Dès les premières heures, des milliers de fidèles et mélomanes ont convergé vers la salle, vêtus pour nombre d’entre eux, de tee-shirts à l’effigie du concert, arborant le slogan devenu viral : « Jésus tape pas poto ». Ce message, à la fois populaire et spirituel, a servi de fil conducteur à cette rencontre musicale très attendue, marquant l’Acte 2 d’un rendez-vous, désormais inscrit dans l’agenda des amateurs de gospel.

Sur scène, Marius Le Palmiste a rapidement installé une atmosphère d’adoration profonde. Pendant plus d’une heure d’horloge, les fidèles ont repris en chœur plusieurs de ses titres emblématiques, notamment « Agir oh oh », « Je veux m’enraciner » et « Mon Jésus », dans une communion collective qui a transcendé les générations.

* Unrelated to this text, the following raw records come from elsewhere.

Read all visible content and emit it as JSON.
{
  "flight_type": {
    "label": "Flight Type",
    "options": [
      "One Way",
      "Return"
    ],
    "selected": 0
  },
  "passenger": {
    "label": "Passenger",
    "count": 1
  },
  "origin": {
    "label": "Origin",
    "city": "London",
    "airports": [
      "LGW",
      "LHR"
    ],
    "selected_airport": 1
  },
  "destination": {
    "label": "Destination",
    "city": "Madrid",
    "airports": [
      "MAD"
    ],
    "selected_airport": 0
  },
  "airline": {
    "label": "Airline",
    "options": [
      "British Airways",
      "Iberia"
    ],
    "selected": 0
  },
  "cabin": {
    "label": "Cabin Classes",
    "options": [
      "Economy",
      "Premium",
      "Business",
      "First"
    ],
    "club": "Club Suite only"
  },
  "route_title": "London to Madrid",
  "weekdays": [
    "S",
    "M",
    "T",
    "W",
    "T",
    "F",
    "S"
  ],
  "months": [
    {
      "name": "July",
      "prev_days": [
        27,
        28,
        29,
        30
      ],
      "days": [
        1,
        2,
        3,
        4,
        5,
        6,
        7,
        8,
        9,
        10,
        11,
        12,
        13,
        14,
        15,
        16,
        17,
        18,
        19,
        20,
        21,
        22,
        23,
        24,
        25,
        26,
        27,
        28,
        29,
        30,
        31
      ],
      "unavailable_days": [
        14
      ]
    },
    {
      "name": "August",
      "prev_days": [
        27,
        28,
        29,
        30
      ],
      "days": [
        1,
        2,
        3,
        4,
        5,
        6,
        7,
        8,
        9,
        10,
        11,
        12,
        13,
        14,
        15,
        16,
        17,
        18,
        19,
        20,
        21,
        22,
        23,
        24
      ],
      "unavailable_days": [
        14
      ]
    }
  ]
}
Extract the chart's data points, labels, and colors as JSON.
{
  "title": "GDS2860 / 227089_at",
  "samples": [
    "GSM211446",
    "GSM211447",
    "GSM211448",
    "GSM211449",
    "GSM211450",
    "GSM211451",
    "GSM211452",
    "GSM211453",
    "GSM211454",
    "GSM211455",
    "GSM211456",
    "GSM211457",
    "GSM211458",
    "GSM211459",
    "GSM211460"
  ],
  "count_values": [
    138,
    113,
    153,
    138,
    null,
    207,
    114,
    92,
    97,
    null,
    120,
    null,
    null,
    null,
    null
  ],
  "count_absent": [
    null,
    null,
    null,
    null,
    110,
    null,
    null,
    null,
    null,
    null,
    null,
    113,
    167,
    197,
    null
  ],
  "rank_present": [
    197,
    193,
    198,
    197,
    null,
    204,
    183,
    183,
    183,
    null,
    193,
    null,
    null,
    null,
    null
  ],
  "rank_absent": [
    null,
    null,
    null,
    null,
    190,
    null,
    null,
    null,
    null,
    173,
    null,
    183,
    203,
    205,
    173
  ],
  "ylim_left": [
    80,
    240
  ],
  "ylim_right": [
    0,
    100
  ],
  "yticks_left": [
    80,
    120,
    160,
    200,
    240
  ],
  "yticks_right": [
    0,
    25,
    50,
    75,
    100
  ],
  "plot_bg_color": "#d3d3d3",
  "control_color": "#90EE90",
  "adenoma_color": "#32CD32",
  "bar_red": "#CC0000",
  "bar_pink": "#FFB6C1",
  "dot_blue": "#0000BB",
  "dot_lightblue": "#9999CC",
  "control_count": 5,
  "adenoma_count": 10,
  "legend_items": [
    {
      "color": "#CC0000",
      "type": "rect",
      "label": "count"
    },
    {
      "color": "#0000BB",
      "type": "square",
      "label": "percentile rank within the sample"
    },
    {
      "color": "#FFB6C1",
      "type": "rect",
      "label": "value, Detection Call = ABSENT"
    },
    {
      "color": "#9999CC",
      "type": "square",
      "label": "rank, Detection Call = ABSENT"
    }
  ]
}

L’un des moments les plus intenses de la soirée a été l’interprétation du titre « Je reçois », instant chargé d’émotion où les chants le disputent aux gestes de foi dans une même expression de gratitude et d’espérance. L’assemblée, debout, a vibré à l’unisson, donnant à la salle des allures de grande célébration spirituelle.
Parmi les invités, le Père Norbert Abekan, aux côtés de nombreux religieux, religieuses, pasteurs et artistes chrétiens, a renforcé le caractère solennel et fédérateur de l’événement. Placée sous le thème « Au rendez-vous au sommet », cette soirée a confirmé la montée en puissance du gospel ivoirien sur la scène culturelle et spirituelle. Au-delà du spectacle, elle s’est imposée comme un moment de communion et d’unité, illustrant la capacité de la musique chrétienne à rassembler et à inspirer.
Au lendemain de ce spectacle exceptionnel, une certitude demeure : Abidjan garde encore en mémoire l’écho des voix et des prières qui ont fait vibrer le Palais de la Culture Bernard Blin Dadié.
De son côté, Marc Touré, promoteur de l’événement et patron de The Link Production, savourait ce pari tenu :
« Nous sommes heureux dans l’ensemble. Malgré quelques impairs, cette soirée fut un véritable moment de grâce, de partage et de communion. Fort de cette expérience, nous avançons avec foi et détermination afin d’offrir au public des rendez-vous encore plus aboutis et porteurs de joie. » dit-il.